So, despite my best efforts (best = not giving into my donut cravings on every occasion), I am — according to my doctor and online resources — already at the weight I should’ve gained for my whole pregnancy with a ways to go.
Sure, it’s been challenging not being able to work out or really leave the house — that certainly hasn’t helped. But neither did the 10 pounds I gained in the first trimester due to peanut butter & jelly waffles being literally the only food I could stomach without throwing up.
Long story short, I’ve been trying my darndest to be really good during my third trimester. Weight gain is inevitable, obviously. But I’m trying to limit it as much as I can.

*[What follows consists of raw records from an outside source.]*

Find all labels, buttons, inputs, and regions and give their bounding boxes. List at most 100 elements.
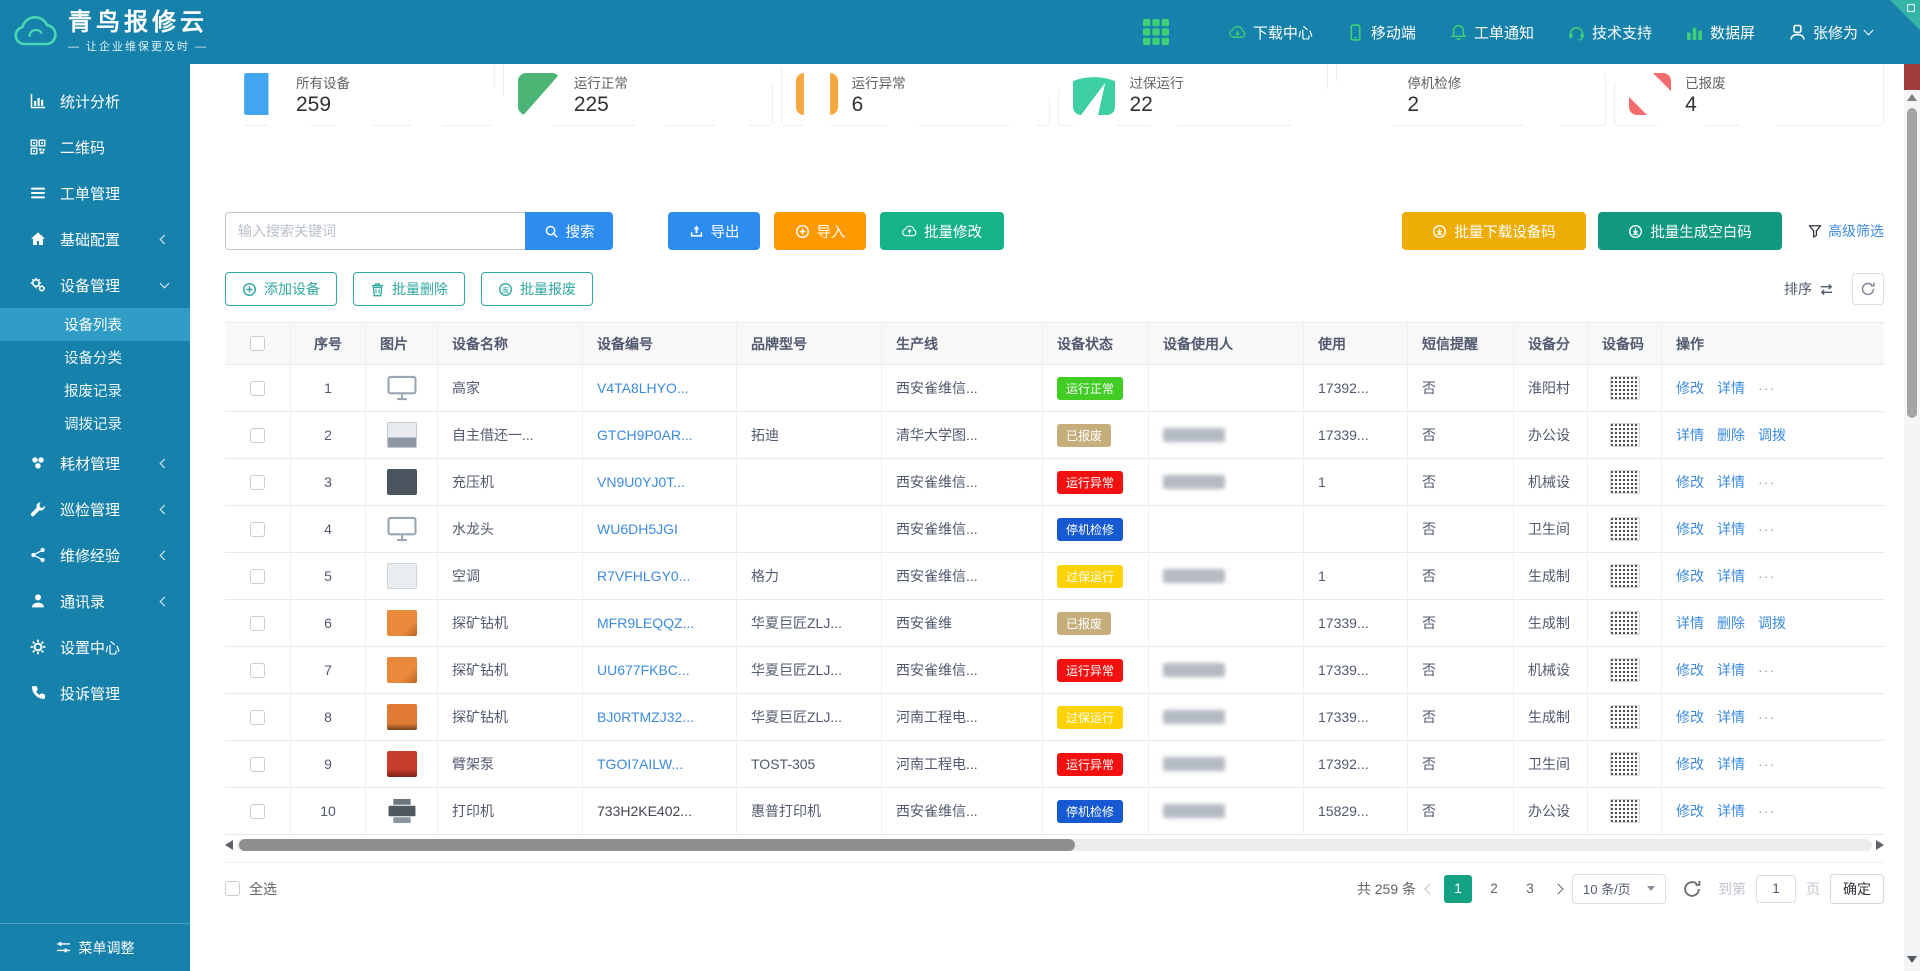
row-checkbox[interactable]	[250, 663, 265, 678]
table-refresh-button[interactable]	[1852, 273, 1884, 305]
action-link[interactable]: 修改	[1676, 660, 1704, 680]
action-link[interactable]: 详情	[1717, 472, 1745, 492]
search-input[interactable]	[225, 212, 525, 250]
device-qr-thumbnail[interactable]	[1610, 423, 1640, 447]
sidebar-subitem-0[interactable]: 设备列表	[0, 308, 190, 341]
device-qr-thumbnail[interactable]	[1610, 752, 1640, 776]
action-link[interactable]: 修改	[1676, 566, 1704, 586]
pager-refresh-icon[interactable]	[1682, 879, 1702, 899]
nav-item-3[interactable]: 技术支持	[1568, 22, 1652, 43]
device-qr-thumbnail[interactable]	[1610, 376, 1640, 400]
row-checkbox[interactable]	[250, 757, 265, 772]
sidebar-item-2[interactable]: 工单管理	[0, 170, 190, 216]
nav-item-0[interactable]: 下载中心	[1229, 22, 1313, 43]
sidebar-item-5[interactable]: 耗材管理	[0, 440, 190, 486]
device-qr-thumbnail[interactable]	[1610, 799, 1640, 823]
row-checkbox[interactable]	[250, 710, 265, 725]
advanced-filter-link[interactable]: 高级筛选	[1808, 221, 1884, 241]
device-code-link[interactable]: VN9U0YJ0T...	[597, 474, 685, 490]
stat-card-5[interactable]: 已报废4	[1614, 62, 1884, 126]
header-checkbox[interactable]	[250, 336, 265, 351]
action-link[interactable]: 调拨	[1758, 613, 1786, 633]
import-button[interactable]: 导入	[774, 212, 866, 250]
export-button[interactable]: 导出	[668, 212, 760, 250]
floating-side-widget[interactable]	[1904, 64, 1920, 90]
row-checkbox[interactable]	[250, 428, 265, 443]
action-link[interactable]: 详情	[1717, 660, 1745, 680]
sidebar-subitem-1[interactable]: 设备分类	[0, 341, 190, 374]
nav-item-5[interactable]: 张修为	[1789, 22, 1872, 43]
more-actions-link[interactable]: ···	[1758, 380, 1775, 396]
more-actions-link[interactable]: ···	[1758, 568, 1775, 584]
device-code-link[interactable]: R7VFHLGY0...	[597, 568, 690, 584]
search-button[interactable]: 搜索	[525, 212, 613, 250]
action-link[interactable]: 删除	[1717, 425, 1745, 445]
action-link[interactable]: 修改	[1676, 378, 1704, 398]
hscroll-right-arrow[interactable]	[1876, 840, 1884, 850]
sidebar-subitem-2[interactable]: 报废记录	[0, 374, 190, 407]
row-checkbox[interactable]	[250, 569, 265, 584]
action-link[interactable]: 详情	[1717, 707, 1745, 727]
sort-control[interactable]: 排序	[1784, 279, 1834, 299]
sidebar-item-6[interactable]: 巡检管理	[0, 486, 190, 532]
action-link[interactable]: 修改	[1676, 801, 1704, 821]
device-code-link[interactable]: WU6DH5JGI	[597, 521, 678, 537]
sidebar-item-10[interactable]: 投诉管理	[0, 670, 190, 716]
select-all-checkbox[interactable]	[225, 881, 240, 896]
action-link[interactable]: 修改	[1676, 707, 1704, 727]
sidebar-item-7[interactable]: 维修经验	[0, 532, 190, 578]
nav-item-2[interactable]: 工单通知	[1450, 22, 1534, 43]
device-code-link[interactable]: GTCH9P0AR...	[597, 427, 693, 443]
device-code-link[interactable]: UU677FKBC...	[597, 662, 690, 678]
action-link[interactable]: 调拨	[1758, 425, 1786, 445]
device-code-link[interactable]: MFR9LEQQZ...	[597, 615, 694, 631]
batch-edit-button[interactable]: 批量修改	[880, 212, 1004, 250]
more-actions-link[interactable]: ···	[1758, 521, 1775, 537]
device-code-link[interactable]: V4TA8LHYO...	[597, 380, 689, 396]
corner-ribbon[interactable]	[1890, 0, 1920, 30]
batch-delete-button[interactable]: 批量删除	[353, 272, 465, 306]
goto-page-input[interactable]	[1756, 875, 1796, 903]
action-link[interactable]: 详情	[1676, 425, 1704, 445]
device-code-link[interactable]: TGOI7AILW...	[597, 756, 683, 772]
next-page-button[interactable]	[1552, 883, 1563, 894]
vscroll-thumb[interactable]	[1907, 108, 1917, 418]
action-link[interactable]: 删除	[1717, 613, 1745, 633]
batch-blank-codes-button[interactable]: 批量生成空白码	[1598, 212, 1782, 250]
action-link[interactable]: 详情	[1717, 519, 1745, 539]
sidebar-item-4[interactable]: 设备管理	[0, 262, 190, 308]
action-link[interactable]: 详情	[1717, 801, 1745, 821]
page-size-select[interactable]: 10 条/页	[1572, 874, 1666, 904]
vscroll-up-arrow[interactable]	[1907, 94, 1917, 101]
action-link[interactable]: 修改	[1676, 519, 1704, 539]
device-qr-thumbnail[interactable]	[1610, 470, 1640, 494]
device-code-link[interactable]: BJ0RTMZJ32...	[597, 709, 694, 725]
row-checkbox[interactable]	[250, 522, 265, 537]
row-checkbox[interactable]	[250, 475, 265, 490]
row-checkbox[interactable]	[250, 616, 265, 631]
sidebar-item-3[interactable]: 基础配置	[0, 216, 190, 262]
row-checkbox[interactable]	[250, 381, 265, 396]
page-button-3[interactable]: 3	[1516, 875, 1544, 903]
more-actions-link[interactable]: ···	[1758, 709, 1775, 725]
more-actions-link[interactable]: ···	[1758, 662, 1775, 678]
apps-grid-icon[interactable]	[1143, 19, 1169, 45]
menu-adjust-button[interactable]: 菜单调整	[0, 923, 190, 971]
sidebar-item-0[interactable]: 统计分析	[0, 78, 190, 124]
device-qr-thumbnail[interactable]	[1610, 517, 1640, 541]
action-link[interactable]: 详情	[1717, 566, 1745, 586]
sidebar-item-9[interactable]: 设置中心	[0, 624, 190, 670]
action-link[interactable]: 详情	[1717, 378, 1745, 398]
prev-page-button[interactable]	[1424, 883, 1435, 894]
nav-item-1[interactable]: 移动端	[1347, 22, 1416, 43]
row-checkbox[interactable]	[250, 804, 265, 819]
sidebar-item-8[interactable]: 通讯录	[0, 578, 190, 624]
action-link[interactable]: 修改	[1676, 472, 1704, 492]
action-link[interactable]: 详情	[1717, 754, 1745, 774]
sidebar-subitem-3[interactable]: 调拨记录	[0, 407, 190, 440]
action-link[interactable]: 详情	[1676, 613, 1704, 633]
device-qr-thumbnail[interactable]	[1610, 658, 1640, 682]
hscroll-thumb[interactable]	[239, 839, 1075, 851]
action-link[interactable]: 修改	[1676, 754, 1704, 774]
goto-confirm-button[interactable]: 确定	[1830, 874, 1884, 904]
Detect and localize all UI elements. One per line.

My rules of the road? 21 day fix and paleo-inspired recipes — limiting my carbs, processed foods and fats, and replacing with proteins, veggies and the right fruits. Smart snacking — trading tortilla chips for carrots, and pretzels for almonds. And limiting my indulgences — I say limiting because I’ve totally snuck in a few desserts here and there. But I’m trying!
One of my fave ways to lighten up a meal is by using veggie noodles instead of pasta noodles. Still the same heartiness of eating pasta without the carbs. And since I’ve kind of over-done zoodles, I decided to try butternut squash noodles.
The verdict? Love!
(And if you’re feeling super lazy like me, you can pick up the pre-spiralized version at Whole Foods. Hey – an 8 month pregnant lady’s gotta’ do what she’s gotta’ do.)

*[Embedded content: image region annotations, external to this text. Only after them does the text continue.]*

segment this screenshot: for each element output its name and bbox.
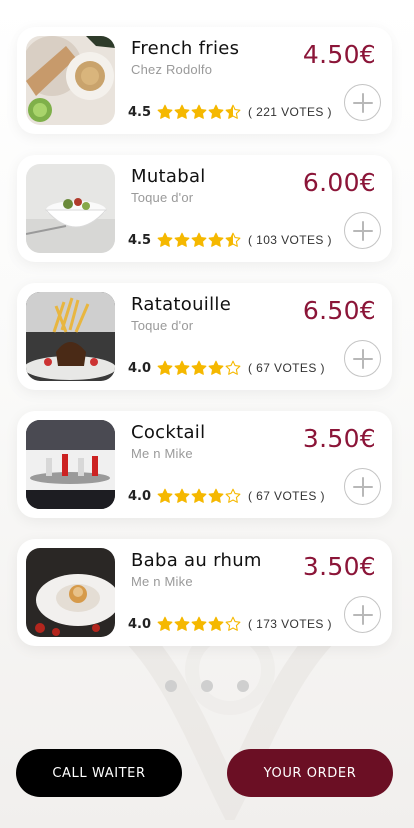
item-price: 6.00€ xyxy=(302,168,376,197)
star-half-icon xyxy=(225,104,241,119)
add-to-order-button[interactable] xyxy=(344,596,381,633)
rating-score: 4.5 xyxy=(128,104,152,120)
star-empty-icon xyxy=(225,488,241,503)
item-venue: Toque d'or xyxy=(131,318,194,333)
plus-icon xyxy=(352,220,373,241)
star-full-icon xyxy=(174,616,190,631)
star-rating xyxy=(157,360,242,376)
plus-icon xyxy=(352,604,373,625)
star-half-icon xyxy=(225,232,241,247)
vote-count: ( 103 VOTES ) xyxy=(248,233,332,247)
food-photo xyxy=(26,420,115,509)
item-venue: Me n Mike xyxy=(131,446,193,461)
star-full-icon xyxy=(191,616,207,631)
star-full-icon xyxy=(191,488,207,503)
vote-count: ( 67 VOTES ) xyxy=(248,361,325,375)
dessert-plate-photo xyxy=(26,548,115,637)
star-full-icon xyxy=(208,488,224,503)
rating: 4.0 ( 173 VOTES ) xyxy=(128,615,332,633)
star-full-icon xyxy=(174,104,190,119)
item-price: 4.50€ xyxy=(302,40,376,69)
food-photo xyxy=(26,292,115,381)
page-dot[interactable] xyxy=(165,680,177,692)
rating-score: 4.0 xyxy=(128,616,152,632)
plus-icon xyxy=(352,348,373,369)
menu-item-card[interactable]: French fries Chez Rodolfo 4.50€ 4.5 ( 22… xyxy=(17,27,392,134)
page-dot[interactable] xyxy=(237,680,249,692)
add-to-order-button[interactable] xyxy=(344,468,381,505)
add-to-order-button[interactable] xyxy=(344,212,381,249)
item-name: Mutabal xyxy=(131,166,206,187)
star-full-icon xyxy=(157,232,173,247)
star-full-icon xyxy=(191,360,207,375)
star-rating xyxy=(157,104,242,120)
vote-count: ( 221 VOTES ) xyxy=(248,105,332,119)
rating: 4.5 ( 103 VOTES ) xyxy=(128,231,332,249)
star-full-icon xyxy=(208,232,224,247)
add-to-order-button[interactable] xyxy=(344,340,381,377)
menu-item-card[interactable]: Mutabal Toque d'or 6.00€ 4.5 ( 103 VOTES… xyxy=(17,155,392,262)
menu-item-card[interactable]: Baba au rhum Me n Mike 3.50€ 4.0 ( 173 V… xyxy=(17,539,392,646)
menu-item-card[interactable]: Cocktail Me n Mike 3.50€ 4.0 ( 67 VOTES … xyxy=(17,411,392,518)
star-rating xyxy=(157,488,242,504)
rating-score: 4.5 xyxy=(128,232,152,248)
rating: 4.0 ( 67 VOTES ) xyxy=(128,359,325,377)
pagination-dots xyxy=(0,680,414,692)
star-full-icon xyxy=(174,360,190,375)
plus-icon xyxy=(352,92,373,113)
rating: 4.5 ( 221 VOTES ) xyxy=(128,103,332,121)
star-full-icon xyxy=(157,360,173,375)
star-full-icon xyxy=(208,616,224,631)
star-full-icon xyxy=(157,488,173,503)
star-full-icon xyxy=(174,232,190,247)
item-price: 6.50€ xyxy=(302,296,376,325)
waiter-tray-photo xyxy=(26,420,115,509)
fries-plate-photo xyxy=(26,36,115,125)
star-full-icon xyxy=(157,104,173,119)
rating-score: 4.0 xyxy=(128,360,152,376)
item-price: 3.50€ xyxy=(302,552,376,581)
page-dot[interactable] xyxy=(201,680,213,692)
plus-icon xyxy=(352,476,373,497)
vote-count: ( 67 VOTES ) xyxy=(248,489,325,503)
item-name: Baba au rhum xyxy=(131,550,262,571)
call-waiter-button[interactable]: CALL WAITER xyxy=(16,749,182,797)
food-photo xyxy=(26,164,115,253)
food-photo xyxy=(26,36,115,125)
item-name: Cocktail xyxy=(131,422,206,443)
star-full-icon xyxy=(174,488,190,503)
item-price: 3.50€ xyxy=(302,424,376,453)
star-rating xyxy=(157,616,242,632)
add-to-order-button[interactable] xyxy=(344,84,381,121)
star-full-icon xyxy=(191,104,207,119)
food-photo xyxy=(26,548,115,637)
vote-count: ( 173 VOTES ) xyxy=(248,617,332,631)
star-rating xyxy=(157,232,242,248)
star-full-icon xyxy=(208,360,224,375)
star-empty-icon xyxy=(225,360,241,375)
menu-item-card[interactable]: Ratatouille Toque d'or 6.50€ 4.0 ( 67 VO… xyxy=(17,283,392,390)
star-full-icon xyxy=(191,232,207,247)
item-venue: Toque d'or xyxy=(131,190,194,205)
plated-meat-photo xyxy=(26,292,115,381)
bowl-dish-photo xyxy=(26,164,115,253)
your-order-button[interactable]: YOUR ORDER xyxy=(227,749,393,797)
item-name: Ratatouille xyxy=(131,294,232,315)
star-empty-icon xyxy=(225,616,241,631)
item-name: French fries xyxy=(131,38,240,59)
item-venue: Chez Rodolfo xyxy=(131,62,213,77)
item-venue: Me n Mike xyxy=(131,574,193,589)
star-full-icon xyxy=(208,104,224,119)
rating-score: 4.0 xyxy=(128,488,152,504)
star-full-icon xyxy=(157,616,173,631)
rating: 4.0 ( 67 VOTES ) xyxy=(128,487,325,505)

Butternut Squash Noodles with Spinach & Grilled Sausage
3/4 cup cherry tomatoes
2 tablespoons olive oil
3 Italian chicken sausages (I used Applegate)
1 tablespoon minced or chopped garlic
~3 cups of butternut squash, spiralized (love this how-to)
Pepper, to taste
1 tablespoon your favorite basil pesto (I like to test a lot of different brands, but used this classic one)
1/4 cup low-sodium chicken broth
A dash of red pepper flakes
2 cups fresh spinach
1/4 cup grated parmesan cheese
Option: shredded parmesan for topping
Preheat oven to 400 degrees F. Drizzle a baking sheet with 1 tablespoon of olive oil; add cherry tomatoes to baking sheet and season with pepper. Toss to coat. Bake for ~15 minutes or until they start to brown and wrinkle.
Grill sausages on high for 8 minutes (4 minutes per side). Slice sausages into 1/2-inch pieces.
Meanwhile, heat another tablespoon of olive oil over medium-high heat. Add minced garlic and saute for 1 minute. Add butternut squash noodles and a heavy seasoning of pepper. Using tongs, toss to coat in oil and continue to cook for 4-5 minutes, or until noodles are tender.
Add basil pesto, chicken broth and red pepper flakes. Toss to coat.
Add spinach and grated parmesan cheese. Toss to coat and cook for 2 additional minutes or until spinach is wilted.
Plate your pasta and top with cherry tomatoes and additional grated parmesan (if desired). Enjoy!